L’hôpital minimum viable : protéger les soins aux patients et renforcer la cyber-résilience

Pourquoi les hôpitaux doivent se concentrer sur la cyber-résilience

L’utilité de penser selon les principes d’un hôpital minimum viable devient évidente lorsque l’on considère l’environnement de soins de santé actuel :

  • La dépendance à la technologie est absolue. Malgré l’accent continu mis sur la formation des praticiens à l’aide de formulaires papier, les flux de travail manuels ne peuvent pas soutenir les opérations de soins de santé modernes. La mentalité MVH reconnaît que les hôpitaux doivent donner la priorité à la récupération rapide d’un sous-ensemble d’applications plutôt que de se fier aux imprévus sur papier.
  • La coordination détermine la vitesse de récupération. La reprise après une cyberattaque nécessite une collaboration interfonctionnelle. La clarté des priorités garantit que les équipes interfonctionnelles travaillent à partir d’un plan de reprise unifié, réduisant ainsi les frictions et accélérant la restauration.
  • Remettre en question les revendications d’immuabilité. Étant donné que les attaquants ciblent presque toujours les systèmes de sauvegarde (et réussissent trop souvent), il est important de vérifier si un établissement de santé dispose de processus de restauration sécurisés et vérifiables. Aujourd’hui, de nombreux établissements de santé ne le font pas.
  • La priorisation fait la différence entre la perturbation et la destruction. Le tri structuré du modèle MVH garantit que les applications les plus critiques (celles qui protègent les soins aux patients et les opérations principales) sont restaurées en premier – de préférence dans un délai spécifié – tout en fonctionnant avec des ressources limitées.
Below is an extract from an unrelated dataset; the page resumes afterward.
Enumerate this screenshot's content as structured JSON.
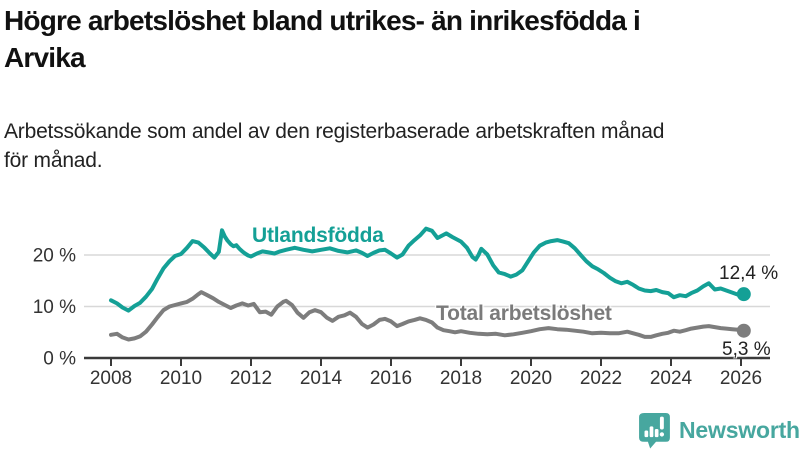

Comment construire un hôpital minimum viable

Grâce au processus de définition et de priorisation du sous-ensemble le plus restreint d'applications nécessaires pour fonctionner pendant une période de trois à cinq semaines, les responsables du secteur de la santé aident l'organisation à comprendre à quoi s'attendre et à concentrer sa préparation sur la prise immédiate de décisions clés qui minimiseront les impacts lors d'une attaque. Les actions de base devraient inclure :

  • Identifier les applications, systèmes et appareils connectés spécifiques indispensables aux soins des patients. Cartographiez leurs dépendances pour établir une séquence de récupération logique et hiérarchisée qui donne la priorité aux opérations vitales.
  • Adopter des principes de sécurité des données Zero Trust qui supposent qu’une violation se produira et limite l’accès aux données et aux systèmes. Déployez des sauvegardes véritablement immuables et assurez-vous qu'elles sont disponibles pour la restauration dans un environnement de récupération isolé (IRE) et que les organisations disposent des outils nécessaires pour le faire sans propager de logiciels malveillants dans leur IRE.
  • Établir des canaux de communication de crise hors bande de faible technologie, capables de fonctionner sans connectivité réseau. Ces canaux doivent connecter les équipes cliniques, de sécurité, informatiques et de direction pour une prise de décision rapide et coordonnée.
  • Réaliser régulièrement des exercices de simulation et des cyberattaques simulées impliquant toutes les parties prenantes opérationnelles, y compris les partenaires externes tels que les assureurs et les fournisseurs. Utilisez ces sessions pour valider les hypothèses, identifier les lacunes, mettre sur liste blanche les fournisseurs clés et affiner les processus.

Briser le cycle d'attaque pour protéger les patients

Dans le domaine des soins de santé, chaque seconde compte, et chaque système, ensemble de données et processus qui soutiennent les décisions cliniques, les plans de traitement et le flux opérationnel peuvent avoir un impact direct sur les résultats pour les patients. Payer une rançon invite à des attaques répétées. En préparant un ensemble minimal et bien défini d'applications hiérarchisées et un environnement de récupération isolé dans lequel les exécuter, les organismes de santé peuvent aller au-delà des mesures réactives et payer des rançons pour construire une véritable résilience. Les organisations qui savent qu’elles peuvent rebondir n’auront pas besoin de payer de rançon, et lorsqu’elles cesseront de payer des rançons, les attaques cesseront.